A plan consists of an ordered set of steps, where each step is a unique operator instance. Plans can be totally ordered, in which case every step is ordered with respect to every other step, or partially ordered, in which case steps can be unordered with respect to each other. We assume that a library of operators is available, where each operator has preconditions, deleted conditions, and added conditions. All of these conditions must be nonnegated propositions, and we adopt the common convention that each deleted condition is a precondition. Later in this paper we show how our results can be extended to more expressive languages, but this simple language is sufficient to establish the essence of our argument.

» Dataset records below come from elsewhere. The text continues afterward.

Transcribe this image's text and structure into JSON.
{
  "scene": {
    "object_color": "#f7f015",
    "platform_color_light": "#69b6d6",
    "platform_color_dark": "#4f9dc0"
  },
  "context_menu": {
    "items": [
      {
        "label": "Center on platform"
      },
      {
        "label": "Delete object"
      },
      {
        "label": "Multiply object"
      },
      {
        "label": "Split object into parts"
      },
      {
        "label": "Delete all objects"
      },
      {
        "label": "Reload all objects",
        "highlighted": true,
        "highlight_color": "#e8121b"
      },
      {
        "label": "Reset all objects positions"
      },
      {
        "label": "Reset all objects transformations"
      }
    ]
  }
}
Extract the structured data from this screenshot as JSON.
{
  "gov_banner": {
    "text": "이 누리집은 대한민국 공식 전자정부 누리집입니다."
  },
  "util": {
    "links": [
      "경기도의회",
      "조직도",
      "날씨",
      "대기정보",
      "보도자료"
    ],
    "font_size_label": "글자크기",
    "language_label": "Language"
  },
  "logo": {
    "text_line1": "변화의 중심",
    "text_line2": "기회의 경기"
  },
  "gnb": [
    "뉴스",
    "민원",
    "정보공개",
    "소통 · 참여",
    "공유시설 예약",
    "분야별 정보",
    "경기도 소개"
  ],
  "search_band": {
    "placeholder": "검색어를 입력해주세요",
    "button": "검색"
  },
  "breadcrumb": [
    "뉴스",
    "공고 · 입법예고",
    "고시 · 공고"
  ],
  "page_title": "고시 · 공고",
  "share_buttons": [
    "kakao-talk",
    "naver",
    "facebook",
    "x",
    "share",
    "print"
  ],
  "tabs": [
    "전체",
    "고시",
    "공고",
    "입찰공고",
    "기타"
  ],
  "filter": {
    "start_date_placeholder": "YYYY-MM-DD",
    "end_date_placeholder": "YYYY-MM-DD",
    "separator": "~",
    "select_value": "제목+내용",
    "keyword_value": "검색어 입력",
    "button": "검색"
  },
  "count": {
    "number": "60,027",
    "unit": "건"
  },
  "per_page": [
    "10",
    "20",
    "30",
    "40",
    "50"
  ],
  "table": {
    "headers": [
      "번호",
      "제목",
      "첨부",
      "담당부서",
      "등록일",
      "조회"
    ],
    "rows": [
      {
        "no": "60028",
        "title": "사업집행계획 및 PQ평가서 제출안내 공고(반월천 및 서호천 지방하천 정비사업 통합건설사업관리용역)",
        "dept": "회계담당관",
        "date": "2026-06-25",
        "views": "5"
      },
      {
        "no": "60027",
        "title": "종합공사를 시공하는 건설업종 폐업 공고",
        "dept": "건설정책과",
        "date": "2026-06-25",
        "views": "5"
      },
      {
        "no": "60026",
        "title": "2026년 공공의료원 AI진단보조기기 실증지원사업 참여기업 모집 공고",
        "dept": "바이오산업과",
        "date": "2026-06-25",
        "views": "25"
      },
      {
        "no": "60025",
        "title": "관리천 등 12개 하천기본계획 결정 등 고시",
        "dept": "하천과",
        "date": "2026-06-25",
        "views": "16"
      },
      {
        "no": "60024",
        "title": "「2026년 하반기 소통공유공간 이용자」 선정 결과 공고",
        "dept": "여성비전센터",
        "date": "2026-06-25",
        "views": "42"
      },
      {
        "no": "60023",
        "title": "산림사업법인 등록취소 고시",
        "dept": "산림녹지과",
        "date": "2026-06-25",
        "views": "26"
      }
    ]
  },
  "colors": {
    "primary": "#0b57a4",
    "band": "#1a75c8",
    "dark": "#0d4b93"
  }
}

A linearization of a partially ordered plan is a total order over the plan's steps that is consistent with the existing partial order. In a totally ordered plan, a precondition of a plan step is true if it is added by an earlier step and not deleted by an intervening step. In a partially ordered plan, a step's precondition is possibly true if there exists a linearization in which it is true, and a step's precondition is necessarily true if it is true in all linearizations. A step's precondition is necessarily false if it is not possibly true.

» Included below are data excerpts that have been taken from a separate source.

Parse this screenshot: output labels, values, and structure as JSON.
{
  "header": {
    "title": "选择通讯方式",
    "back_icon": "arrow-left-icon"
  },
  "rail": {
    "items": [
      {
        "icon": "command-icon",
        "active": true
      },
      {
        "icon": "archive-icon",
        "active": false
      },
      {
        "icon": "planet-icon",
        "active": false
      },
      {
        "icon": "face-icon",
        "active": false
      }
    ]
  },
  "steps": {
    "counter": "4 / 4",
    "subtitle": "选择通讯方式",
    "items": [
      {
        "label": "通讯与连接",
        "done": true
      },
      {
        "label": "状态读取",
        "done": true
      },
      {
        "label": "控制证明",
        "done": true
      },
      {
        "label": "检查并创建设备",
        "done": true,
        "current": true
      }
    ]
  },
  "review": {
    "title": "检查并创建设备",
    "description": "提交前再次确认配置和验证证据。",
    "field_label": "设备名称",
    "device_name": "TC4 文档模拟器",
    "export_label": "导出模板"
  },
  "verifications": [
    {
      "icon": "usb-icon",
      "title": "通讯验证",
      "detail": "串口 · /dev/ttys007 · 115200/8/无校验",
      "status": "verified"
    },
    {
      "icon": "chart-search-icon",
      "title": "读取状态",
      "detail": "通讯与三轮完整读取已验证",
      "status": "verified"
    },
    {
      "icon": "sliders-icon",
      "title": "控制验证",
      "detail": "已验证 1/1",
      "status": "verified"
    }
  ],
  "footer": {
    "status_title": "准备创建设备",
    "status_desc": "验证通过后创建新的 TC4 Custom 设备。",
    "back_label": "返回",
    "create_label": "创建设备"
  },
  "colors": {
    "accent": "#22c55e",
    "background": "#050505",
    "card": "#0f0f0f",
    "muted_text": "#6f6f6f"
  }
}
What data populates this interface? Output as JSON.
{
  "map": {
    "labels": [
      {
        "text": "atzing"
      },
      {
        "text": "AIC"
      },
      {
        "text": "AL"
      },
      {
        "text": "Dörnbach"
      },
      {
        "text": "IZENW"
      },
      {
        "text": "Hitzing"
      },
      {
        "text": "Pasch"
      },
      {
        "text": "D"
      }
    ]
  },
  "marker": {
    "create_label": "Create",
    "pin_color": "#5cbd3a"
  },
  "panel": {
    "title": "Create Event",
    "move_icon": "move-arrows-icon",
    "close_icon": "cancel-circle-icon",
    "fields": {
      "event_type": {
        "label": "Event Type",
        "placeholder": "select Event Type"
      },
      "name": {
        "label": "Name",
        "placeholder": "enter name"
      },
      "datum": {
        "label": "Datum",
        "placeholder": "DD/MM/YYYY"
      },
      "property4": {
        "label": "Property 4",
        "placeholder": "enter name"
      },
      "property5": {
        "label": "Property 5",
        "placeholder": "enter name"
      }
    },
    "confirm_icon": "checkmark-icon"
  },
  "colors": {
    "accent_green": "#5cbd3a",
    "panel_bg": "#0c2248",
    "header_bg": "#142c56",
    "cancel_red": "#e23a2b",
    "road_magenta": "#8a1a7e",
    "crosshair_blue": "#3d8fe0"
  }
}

A state consists of a set of propositions. A planning problem is defined by an initial state and a set of goals, where each goal is a proposition. For convenience, we represent a problem as a two-step initial plan, where the propositions that are true in the initial state are added by the first step, and the goal propositions are the preconditions of the final step. The planning process starts with this initial plan and searches through a space of possible plans. A successful search terminates with a solution plan, i.e., a plan in which all steps' preconditions are necessarily true. The search space can be characterized as a tree, where each node corresponds to a plan and each arc corresponds to a plan transformation. Each transformation incrementally extends (i.e., refines) a plan by adding additional steps or orderings. Thus, each leaf in the search tree corresponds either to a solution plan or a dead-end, and each intermediate node corresponds to an unfinished plan which can be further extended.